I'm also a (so far) failed writer and would _like_ a way to continue writing even as I grind away at getting some sort of actual career going. It would kill me to turn my back on this thing I've been trying at for so long.

So what can I possibly do, or is the entire ambition hopeless?


Jobadvisor

This is a heavy realization to wake up to, and it’s completely understandable why the anxiety kept you awake. First, let’s breathe: 35 is not the end. It feels like "the middle," but in the context of a 40-year career, you are still at the starting line.

Your 17-year gap is a mountain, but people climb mountains with the right gear. Let’s break down your MLA (Medical Lab Assistant) plan and your writing goals with some grounded, tactical advice.

1. Is the MLA Plan Viable?

Yes. In fact, it’s one of the best "pivot" careers for someone with your specific background (neurodivergence, anxiety, and a need for structure).

  • The "Gap" Solution: You don't have to explain 17 years of "failure." You explain it as "Personal Health Management & Caregiving." Employers in 2026 are much more accustomed to gaps due to mental health or family needs. You say: "I took an extended period to manage a personal health matter/care for family. That is now fully resolved, and I am eager to apply my focus and precision to a technical role."

  • The Power of Certification: Once you have that MLA certificate, the 17-year gap matters less. A certificate is a "reset button." It proves you have the current, literal skills to do the job today.

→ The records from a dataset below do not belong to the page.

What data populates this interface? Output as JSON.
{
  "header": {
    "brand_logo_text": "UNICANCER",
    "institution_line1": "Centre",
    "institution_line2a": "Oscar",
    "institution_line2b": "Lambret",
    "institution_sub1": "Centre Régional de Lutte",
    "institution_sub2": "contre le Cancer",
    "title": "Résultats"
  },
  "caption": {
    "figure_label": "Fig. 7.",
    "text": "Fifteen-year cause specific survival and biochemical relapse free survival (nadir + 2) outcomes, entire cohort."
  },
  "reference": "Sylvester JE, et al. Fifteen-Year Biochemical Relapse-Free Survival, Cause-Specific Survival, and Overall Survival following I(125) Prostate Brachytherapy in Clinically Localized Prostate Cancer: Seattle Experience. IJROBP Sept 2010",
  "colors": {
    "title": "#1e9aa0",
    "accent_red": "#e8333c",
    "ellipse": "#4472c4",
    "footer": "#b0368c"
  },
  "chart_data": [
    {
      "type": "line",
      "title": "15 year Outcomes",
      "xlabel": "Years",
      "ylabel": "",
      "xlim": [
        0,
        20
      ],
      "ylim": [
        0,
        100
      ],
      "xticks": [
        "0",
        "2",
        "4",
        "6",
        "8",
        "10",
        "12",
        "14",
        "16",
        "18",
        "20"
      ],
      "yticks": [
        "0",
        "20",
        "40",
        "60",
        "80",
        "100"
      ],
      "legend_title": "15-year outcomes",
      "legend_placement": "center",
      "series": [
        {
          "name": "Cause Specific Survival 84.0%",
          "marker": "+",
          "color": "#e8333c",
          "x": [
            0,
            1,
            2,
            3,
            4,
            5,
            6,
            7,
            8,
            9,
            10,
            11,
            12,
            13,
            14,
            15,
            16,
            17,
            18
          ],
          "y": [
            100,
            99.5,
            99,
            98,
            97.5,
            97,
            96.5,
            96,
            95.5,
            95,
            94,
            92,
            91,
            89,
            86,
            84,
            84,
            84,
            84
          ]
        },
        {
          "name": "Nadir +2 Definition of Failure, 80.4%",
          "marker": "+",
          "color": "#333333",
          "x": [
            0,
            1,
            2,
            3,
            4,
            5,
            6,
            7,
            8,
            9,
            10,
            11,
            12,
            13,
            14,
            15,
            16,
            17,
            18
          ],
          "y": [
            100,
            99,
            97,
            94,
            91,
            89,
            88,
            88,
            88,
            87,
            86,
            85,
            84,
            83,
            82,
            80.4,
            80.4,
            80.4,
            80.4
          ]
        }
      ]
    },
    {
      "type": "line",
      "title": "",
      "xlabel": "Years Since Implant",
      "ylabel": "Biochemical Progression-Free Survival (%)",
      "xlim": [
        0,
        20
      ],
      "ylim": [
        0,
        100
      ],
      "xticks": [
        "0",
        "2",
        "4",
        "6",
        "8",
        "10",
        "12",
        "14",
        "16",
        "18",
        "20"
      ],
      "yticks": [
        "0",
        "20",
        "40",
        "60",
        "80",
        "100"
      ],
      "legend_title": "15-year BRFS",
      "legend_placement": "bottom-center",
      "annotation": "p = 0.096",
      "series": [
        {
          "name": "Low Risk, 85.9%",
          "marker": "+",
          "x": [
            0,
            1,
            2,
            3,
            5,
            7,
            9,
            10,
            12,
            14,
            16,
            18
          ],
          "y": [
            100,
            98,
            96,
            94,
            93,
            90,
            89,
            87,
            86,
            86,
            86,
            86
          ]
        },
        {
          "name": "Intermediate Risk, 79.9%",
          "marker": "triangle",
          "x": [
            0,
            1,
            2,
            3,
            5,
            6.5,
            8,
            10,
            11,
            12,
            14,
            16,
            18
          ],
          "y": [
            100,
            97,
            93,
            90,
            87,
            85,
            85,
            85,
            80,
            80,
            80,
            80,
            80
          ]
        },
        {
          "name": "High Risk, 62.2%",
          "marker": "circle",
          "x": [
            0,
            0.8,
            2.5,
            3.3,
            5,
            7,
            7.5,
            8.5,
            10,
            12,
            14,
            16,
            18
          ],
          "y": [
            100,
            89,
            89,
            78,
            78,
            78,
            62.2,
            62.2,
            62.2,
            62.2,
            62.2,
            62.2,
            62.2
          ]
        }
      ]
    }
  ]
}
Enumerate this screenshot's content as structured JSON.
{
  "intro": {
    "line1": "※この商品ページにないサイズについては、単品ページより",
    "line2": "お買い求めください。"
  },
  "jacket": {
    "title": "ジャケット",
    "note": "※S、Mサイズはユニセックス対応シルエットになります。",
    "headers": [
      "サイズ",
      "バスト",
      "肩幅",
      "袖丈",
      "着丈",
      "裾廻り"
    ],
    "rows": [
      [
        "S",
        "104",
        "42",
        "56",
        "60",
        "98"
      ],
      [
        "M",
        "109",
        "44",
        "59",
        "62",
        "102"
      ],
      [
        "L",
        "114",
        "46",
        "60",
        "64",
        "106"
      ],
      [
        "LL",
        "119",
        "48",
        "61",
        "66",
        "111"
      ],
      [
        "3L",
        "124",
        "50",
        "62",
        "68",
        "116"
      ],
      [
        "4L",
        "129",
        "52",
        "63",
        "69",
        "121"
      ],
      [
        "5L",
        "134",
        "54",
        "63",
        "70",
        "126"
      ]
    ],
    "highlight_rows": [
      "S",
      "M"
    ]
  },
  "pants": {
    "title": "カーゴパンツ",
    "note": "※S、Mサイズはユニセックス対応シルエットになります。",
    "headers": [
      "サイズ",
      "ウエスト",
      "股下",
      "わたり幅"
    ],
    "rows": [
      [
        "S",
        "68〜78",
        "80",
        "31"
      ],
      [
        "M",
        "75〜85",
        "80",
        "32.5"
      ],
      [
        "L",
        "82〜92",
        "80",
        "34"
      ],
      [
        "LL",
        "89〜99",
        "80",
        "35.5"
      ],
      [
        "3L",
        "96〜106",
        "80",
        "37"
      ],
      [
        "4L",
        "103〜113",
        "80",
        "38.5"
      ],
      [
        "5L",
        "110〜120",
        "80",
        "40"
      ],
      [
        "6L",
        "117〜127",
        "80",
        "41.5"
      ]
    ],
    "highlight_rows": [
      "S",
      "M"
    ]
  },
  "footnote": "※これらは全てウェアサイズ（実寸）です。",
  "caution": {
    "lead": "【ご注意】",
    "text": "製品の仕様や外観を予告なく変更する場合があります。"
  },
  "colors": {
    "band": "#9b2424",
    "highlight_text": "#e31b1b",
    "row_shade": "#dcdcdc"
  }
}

  • The Environment: Lab work is often solitary, task-oriented, and follows strict SOPs (Standard Operating Procedures). This is usually a "safe haven" for those with borderline autism or social anxiety because the rules are clear and the "small talk" is minimal compared to retail or office work.

2. Addressing the "Failed Writer" Narrative

Writing is not a career you "fail" at; it’s a craft you haven't monetized yet.

  • The "Work-to-Write" Model: Many of the world’s most famous writers had "boring" day jobs. Franz Kafka was an insurance clerk. The MLA job can be your "patron." It pays for the roof over your head and the laptop you write on, while providing a quiet, structured environment that doesn't "drain the battery" for your creative work.

  • Low-Stakes Entry: Since you have the writing bug, look into Medical Scribing or Transcription as a "stepping stone" job while you wait for the MLA intake. It builds a resume, uses your writing skills, and gets you comfortable in a professional setting.

3. Tactical First Steps (The "Low-Anxiety" Version)

Don't look at the next 30 years. Look at the next 30 days.

StepActionWhy?
PhysicalSee a doctor about that heel.Chronic pain fuels anxiety. Addressing the arthritis makes the "grind" feel less like a physical punishment.
AcademicSign up for the one upgrading class.Just one. Prove to yourself you can handle the material. Success in one class is a massive dopamine hit for anxiety.
ResumeCreate a Functional Resume.Focus on "Skills" (Writing, Attention to Detail, Research) at the top, rather than a chronological timeline.
SocialFind a neurodivergent career group.There are many online communities (Reddit, Discord) for autistic adults entering the workforce late. You are not alone in this.

4. Re-framing "Fading Looks" and "Grim Futures"

At 35, your "looks" aren't your currency anymore—your reliability is. In a lab, no one cares if you have a "fading" face; they care if you can label a vial correctly and follow a checklist.

You aren't "beyond screwed." You are in a reboot phase. The 17 years aren't "failure baggage"; they are the "dark backstory" of the person who eventually becomes a stable, skilled professional and a published author.

One final thought: You mentioned your parents are your only interaction. Use that. Ask them to "mock interview" you once you start your courses. Let them be the support system that helps you bridge the gap between "at home" and "at work."